The scolding glower on Serra’s face spoke in a more piercing way than if she’d merely said “that’s not what the problem here is” or some similar line.
“I know, I know, maybe I should have pulled back after that. But I just couldn’t stop. Not until Lundgren paid.”
“You could and really, really should have!” Serra did as dramatic and bodily of a pout as she could manage without getting her hands off Lyn’s injuries. “All the others were ready to fight for you! How could you just ignore that and go off to do your own thing?!”
“Ah, but don’t you see, Serra…? I was still counting on my dearest friends, after all.”
“Then why didn’t you--”
“There’s more than one way to do that. I could have let someone else fight in my stead… or I could have gone on fighting, knowing that, even if I got hurt, it wouldn’t be so bad.”
“And just what is that supposed to mean?!”
“It wouldn’t be so bad.
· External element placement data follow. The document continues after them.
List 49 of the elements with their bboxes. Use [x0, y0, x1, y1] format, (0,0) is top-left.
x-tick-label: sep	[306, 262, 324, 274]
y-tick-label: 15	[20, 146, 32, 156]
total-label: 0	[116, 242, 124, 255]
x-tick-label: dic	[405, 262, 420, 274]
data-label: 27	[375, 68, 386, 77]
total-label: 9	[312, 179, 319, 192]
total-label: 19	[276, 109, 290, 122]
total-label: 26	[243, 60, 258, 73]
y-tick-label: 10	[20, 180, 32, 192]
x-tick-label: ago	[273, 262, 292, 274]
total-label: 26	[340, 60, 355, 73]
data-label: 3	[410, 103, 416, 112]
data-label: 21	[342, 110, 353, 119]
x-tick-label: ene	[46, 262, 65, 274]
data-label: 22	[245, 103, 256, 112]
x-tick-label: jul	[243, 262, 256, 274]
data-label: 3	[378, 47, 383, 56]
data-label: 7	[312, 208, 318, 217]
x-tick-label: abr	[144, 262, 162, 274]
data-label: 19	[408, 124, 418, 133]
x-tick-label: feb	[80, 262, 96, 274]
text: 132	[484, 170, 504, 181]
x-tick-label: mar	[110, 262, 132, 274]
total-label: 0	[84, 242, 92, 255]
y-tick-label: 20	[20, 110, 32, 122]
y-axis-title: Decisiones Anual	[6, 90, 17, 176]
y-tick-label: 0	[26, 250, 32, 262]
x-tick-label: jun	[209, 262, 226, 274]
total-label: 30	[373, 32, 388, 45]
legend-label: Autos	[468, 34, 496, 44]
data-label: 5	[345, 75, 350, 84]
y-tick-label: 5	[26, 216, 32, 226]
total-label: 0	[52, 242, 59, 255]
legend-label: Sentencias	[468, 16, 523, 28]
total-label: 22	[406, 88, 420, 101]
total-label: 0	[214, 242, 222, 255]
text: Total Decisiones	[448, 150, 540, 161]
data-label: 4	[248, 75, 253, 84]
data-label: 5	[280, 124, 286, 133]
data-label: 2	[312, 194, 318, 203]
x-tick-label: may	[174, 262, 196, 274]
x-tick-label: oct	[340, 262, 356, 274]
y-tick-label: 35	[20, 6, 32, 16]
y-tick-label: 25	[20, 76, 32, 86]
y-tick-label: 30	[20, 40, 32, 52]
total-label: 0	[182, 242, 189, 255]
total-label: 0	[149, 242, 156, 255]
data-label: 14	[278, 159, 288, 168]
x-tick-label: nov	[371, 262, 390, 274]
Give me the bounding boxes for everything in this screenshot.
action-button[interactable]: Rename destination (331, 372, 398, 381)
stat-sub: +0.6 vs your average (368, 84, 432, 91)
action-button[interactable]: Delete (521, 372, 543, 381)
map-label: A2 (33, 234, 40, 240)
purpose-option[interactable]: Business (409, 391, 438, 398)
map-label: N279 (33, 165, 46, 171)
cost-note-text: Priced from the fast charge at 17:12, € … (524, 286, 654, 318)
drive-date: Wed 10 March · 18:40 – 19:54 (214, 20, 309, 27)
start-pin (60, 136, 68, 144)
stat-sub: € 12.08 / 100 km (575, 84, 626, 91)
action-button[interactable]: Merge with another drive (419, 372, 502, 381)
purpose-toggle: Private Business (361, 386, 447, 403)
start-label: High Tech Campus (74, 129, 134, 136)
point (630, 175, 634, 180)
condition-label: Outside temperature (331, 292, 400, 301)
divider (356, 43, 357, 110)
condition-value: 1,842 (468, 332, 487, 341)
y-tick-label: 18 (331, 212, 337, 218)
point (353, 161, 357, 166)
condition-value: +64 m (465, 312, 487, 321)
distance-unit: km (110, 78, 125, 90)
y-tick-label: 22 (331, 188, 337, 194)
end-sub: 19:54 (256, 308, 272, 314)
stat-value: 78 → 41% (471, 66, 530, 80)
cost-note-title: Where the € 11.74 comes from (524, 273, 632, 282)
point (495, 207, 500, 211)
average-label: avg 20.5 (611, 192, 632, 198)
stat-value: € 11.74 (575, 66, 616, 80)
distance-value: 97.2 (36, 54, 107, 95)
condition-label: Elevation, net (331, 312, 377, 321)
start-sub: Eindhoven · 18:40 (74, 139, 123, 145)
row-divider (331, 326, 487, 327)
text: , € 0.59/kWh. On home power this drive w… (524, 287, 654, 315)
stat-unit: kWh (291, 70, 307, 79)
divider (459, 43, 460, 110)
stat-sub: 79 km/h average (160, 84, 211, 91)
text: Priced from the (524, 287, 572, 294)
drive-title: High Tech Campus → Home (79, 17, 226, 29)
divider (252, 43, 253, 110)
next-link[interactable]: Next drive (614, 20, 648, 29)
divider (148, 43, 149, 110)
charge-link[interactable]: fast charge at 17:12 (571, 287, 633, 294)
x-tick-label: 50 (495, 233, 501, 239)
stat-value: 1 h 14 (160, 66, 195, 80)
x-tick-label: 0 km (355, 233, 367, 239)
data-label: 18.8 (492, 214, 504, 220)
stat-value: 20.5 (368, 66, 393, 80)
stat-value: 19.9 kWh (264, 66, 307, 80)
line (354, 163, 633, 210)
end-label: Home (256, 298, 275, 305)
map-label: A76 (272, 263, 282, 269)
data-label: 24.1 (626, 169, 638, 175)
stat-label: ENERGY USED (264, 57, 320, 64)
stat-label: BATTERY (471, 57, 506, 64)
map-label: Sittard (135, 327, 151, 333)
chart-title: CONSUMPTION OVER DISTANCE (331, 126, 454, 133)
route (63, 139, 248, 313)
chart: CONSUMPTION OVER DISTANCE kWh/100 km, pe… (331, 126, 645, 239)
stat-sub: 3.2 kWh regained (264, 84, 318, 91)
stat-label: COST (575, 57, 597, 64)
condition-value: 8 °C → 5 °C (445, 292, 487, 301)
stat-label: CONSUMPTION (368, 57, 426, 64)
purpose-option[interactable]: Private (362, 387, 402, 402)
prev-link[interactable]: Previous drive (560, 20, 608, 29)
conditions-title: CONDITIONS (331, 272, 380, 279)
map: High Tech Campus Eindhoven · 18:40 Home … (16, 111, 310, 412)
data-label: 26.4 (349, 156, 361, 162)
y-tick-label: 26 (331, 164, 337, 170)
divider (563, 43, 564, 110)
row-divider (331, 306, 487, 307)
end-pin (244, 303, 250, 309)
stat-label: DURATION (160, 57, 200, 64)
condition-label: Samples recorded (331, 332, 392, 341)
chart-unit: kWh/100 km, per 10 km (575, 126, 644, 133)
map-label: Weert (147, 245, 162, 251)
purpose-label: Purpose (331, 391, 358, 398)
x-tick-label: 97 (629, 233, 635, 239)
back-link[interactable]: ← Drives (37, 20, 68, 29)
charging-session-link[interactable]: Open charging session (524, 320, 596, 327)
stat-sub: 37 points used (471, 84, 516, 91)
Because then, I’d get to see you again.”
Serra stiffened, feeling herself go red and light-weighted once again.
“Lyn!! I…” Serra was more frustrated than ever, and somehow, she also felt tears in the corners of her eyes and a soaring sensation. “You… Don’t you know you can just come to see me without being at death’s door?!”
“I had no idea.” Lyn teased with a smarmy smirk, prompting Serra to reach for a rag soaked in stinging salve. “I suppose I’ll have to start doing that, now that Caelin is at peace.”
Serra eyed the rag, her mind split two ways. “… Do you promise?”
“Yes, I do.”
Lyn and Serra naturally fell into an embrace. A few wounds were blissfully ignored for the next several minutes.